Congregation of Christian Doctrine
- Abbreviation: Post-nominal letters: D.C.
- Nickname: Dottrinari
- Formation: 1592; 434 years ago
- Founder: Saint Fr. César de Bus, D.C.
- Founded at: L'Isle-sur-la-Sorgue, France
- Type: Clerical Religious Congregation of Pontifical Right for men
- Headquarters: General Motherhouse: Santa Maria in Monticelli 28, Rome, Italy
- Coordinates: 41°54′4.9″N 12°27′38.2″E﻿ / ﻿41.901361°N 12.460611°E
- Members: 85 members (includes 54 priests) as of 2020
- Superior General: Fr. Sergio La Pegna, D.C.
- Ministry: Parish ministry, teaching and publishing—especially catechetical texts.
- Website: users.libero.it/dottry/ (in Italian)

= Christian Doctrine Fathers =

Catholic clerical religious congregation

The Christian Doctrine Fathers officially named Congregation of Christian Doctrine (Congregatio Patrum Doctrinae Christianae), abbreviated D.C. and also commonly called the Doctrinaries, is a Catholic clerical religious congregation of Pontifical Right for men.

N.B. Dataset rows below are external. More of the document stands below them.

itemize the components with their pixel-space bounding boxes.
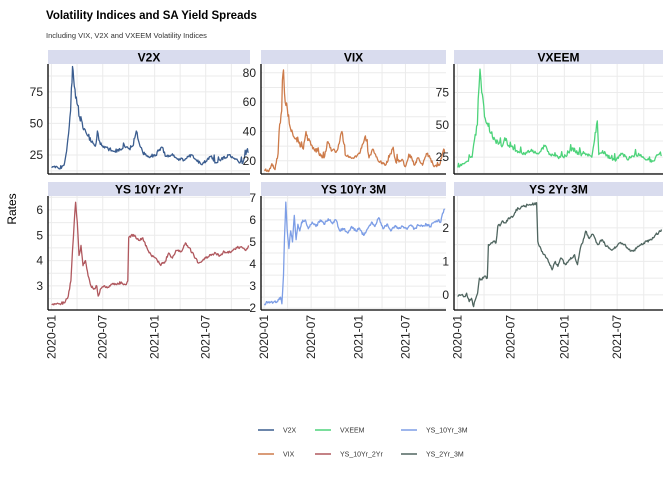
legend-item-vix: VIX bbox=[258, 452, 295, 459]
facet-strip bbox=[454, 50, 663, 64]
facet-panel-ys-2yr-3m: YS 2Yr 3M 0 1 2 2020-01 2020-07 2021-01 2021-07 bbox=[442, 182, 663, 359]
facet-strip bbox=[261, 182, 446, 196]
facet-panel-vix: VIX 20 40 60 80 bbox=[243, 50, 446, 175]
x-tick-label: 2021-07 bbox=[610, 315, 624, 359]
y-tick-label: 75 bbox=[436, 85, 450, 99]
series-line-vix bbox=[263, 69, 446, 173]
series-line-v2x bbox=[51, 65, 249, 170]
series-line-ys-2yr-3m bbox=[457, 202, 663, 308]
y-tick-label: 6 bbox=[249, 213, 256, 227]
facet-panel-vxeem: VXEEM 25 50 75 bbox=[436, 50, 663, 175]
legend-item-vxeem: VXEEM bbox=[315, 428, 365, 435]
y-tick-label: 3 bbox=[36, 279, 43, 293]
y-tick-label: 5 bbox=[36, 228, 43, 242]
facet-strip-label: V2X bbox=[138, 51, 161, 65]
y-tick-label: 2 bbox=[249, 301, 256, 315]
chart-subtitle: Including VIX, V2X and VXEEM Volatility … bbox=[46, 31, 207, 40]
y-tick-label: 0 bbox=[442, 288, 449, 302]
y-tick-label: 4 bbox=[36, 254, 43, 268]
y-tick-label: 2 bbox=[442, 221, 449, 235]
y-tick-label: 1 bbox=[442, 254, 449, 268]
y-tick-label: 3 bbox=[249, 279, 256, 293]
x-tick-label: 2020-07 bbox=[504, 315, 518, 359]
legend-item-v2x: V2X bbox=[258, 428, 297, 435]
x-tick-label: 2021-07 bbox=[398, 315, 412, 359]
chart-title: Volatility Indices and SA Yield Spreads bbox=[46, 10, 257, 22]
legend: V2X VIX VXEEM YS_10Yr_2Yr YS_10Yr_3M YS_2Yr_3… bbox=[258, 428, 468, 459]
facet-panel-ys-10yr-2yr: YS 10Yr 2Yr 3 4 5 6 2020-01 2020-07 2021-01 2021… bbox=[36, 182, 250, 359]
x-tick-label: 2020-01 bbox=[257, 315, 271, 359]
facet-strip bbox=[261, 50, 446, 64]
y-tick-label: 20 bbox=[243, 154, 257, 168]
facet-strip-label: VXEEM bbox=[537, 51, 579, 65]
x-tick-label: 2020-01 bbox=[44, 315, 58, 359]
y-tick-label: 50 bbox=[436, 118, 450, 132]
legend-item-ys-2yr-3m: YS_2Yr_3M bbox=[401, 452, 464, 459]
legend-item-ys-10yr-2yr: YS_10Yr_2Yr bbox=[315, 452, 383, 459]
series-line-ys-10yr-2yr bbox=[51, 201, 250, 306]
facet-panel-v2x: V2X 25 50 75 bbox=[30, 50, 250, 175]
y-tick-label: 50 bbox=[30, 116, 44, 130]
y-axis-title: Rates bbox=[5, 193, 19, 224]
y-tick-label: 7 bbox=[249, 191, 256, 205]
facet-strip bbox=[454, 182, 663, 196]
facet-strip bbox=[48, 182, 250, 196]
y-tick-label: 25 bbox=[30, 148, 44, 162]
facet-strip-label: YS 10Yr 2Yr bbox=[115, 183, 183, 197]
x-tick-label: 2020-07 bbox=[304, 315, 318, 359]
y-tick-label: 75 bbox=[30, 85, 44, 99]
legend-label: V2X bbox=[283, 428, 297, 435]
series-line-vxeem bbox=[457, 68, 662, 168]
y-tick-label: 80 bbox=[243, 66, 257, 80]
facet-strip bbox=[48, 50, 250, 64]
y-tick-label: 60 bbox=[243, 95, 257, 109]
y-tick-label: 25 bbox=[436, 150, 450, 164]
y-tick-label: 40 bbox=[243, 124, 257, 138]
facet-strip-label: VIX bbox=[344, 51, 363, 65]
series-line-ys-10yr-3m bbox=[263, 201, 446, 306]
legend-label: YS_10Yr_3M bbox=[426, 428, 468, 435]
legend-label: YS_10Yr_2Yr bbox=[340, 452, 383, 459]
x-tick-label: 2020-07 bbox=[96, 315, 110, 359]
facet-strip-label: YS 2Yr 3M bbox=[529, 183, 588, 197]
y-tick-label: 4 bbox=[249, 257, 256, 271]
legend-item-ys-10yr-3m: YS_10Yr_3M bbox=[401, 428, 468, 435]
x-tick-label: 2021-01 bbox=[352, 315, 366, 359]
legend-label: YS_2Yr_3M bbox=[426, 452, 464, 459]
legend-label: VIX bbox=[283, 452, 295, 459]
y-tick-label: 6 bbox=[36, 203, 43, 217]
x-tick-label: 2021-01 bbox=[557, 315, 571, 359]
legend-label: VXEEM bbox=[340, 428, 365, 435]
x-tick-label: 2021-01 bbox=[148, 315, 162, 359]
y-tick-label: 5 bbox=[249, 235, 256, 249]
x-tick-label: 2020-01 bbox=[451, 315, 465, 359]
facet-strip-label: YS 10Yr 3M bbox=[321, 183, 386, 197]
x-tick-label: 2021-07 bbox=[199, 315, 213, 359]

As of 31 December 2020, the congregation consisted of 20 communities with 85 religious, 54 of them priests. Dottrinari priests are devoted mainly to parish ministry, teaching and publishing—especially catechetical texts.

== History ==
The Congregation was founded on 29 September 1592 in L'Isle-sur-la-Sorgue, France by French priest César de Bus (1544–1607) as a community of priests devoted to the secular education of children. It was approved by the Holy See on 23 December 1597.

The congregation was reorganized by Pope Benedict XIII and Pope Benedict XIV, who in 1747 joined the brotherhood founded in Rome in 1560 by Marco de Sadis Cusani.

== Saints, Blesseds, and other holy people ==
Saints

- César de Bus (3 February 1544 – 15 April 1607), founder of the order, canonized on 15 May 2022

Blesseds

- Claude Bochot (10 July 1720 – 3 September 1792), priest and Martyr of the French Revolution, beatified on 17 October 1926
- Eustache Félix (23 April 1726 – 3 September 1792), priest and Martyr of the French Revolution, beatified on 17 October 1926

Servants of God

- Joseph Raoulx (10 August 1737 - 25 July 1794), priest and Martyr of the French Revolution

==Other notable members==
- José Alves da Costa
- Hercule Audiffret
- Vilson Dias de Oliveira
- Esprit Fléchier; Entered the order in 1648 and left it in 1659.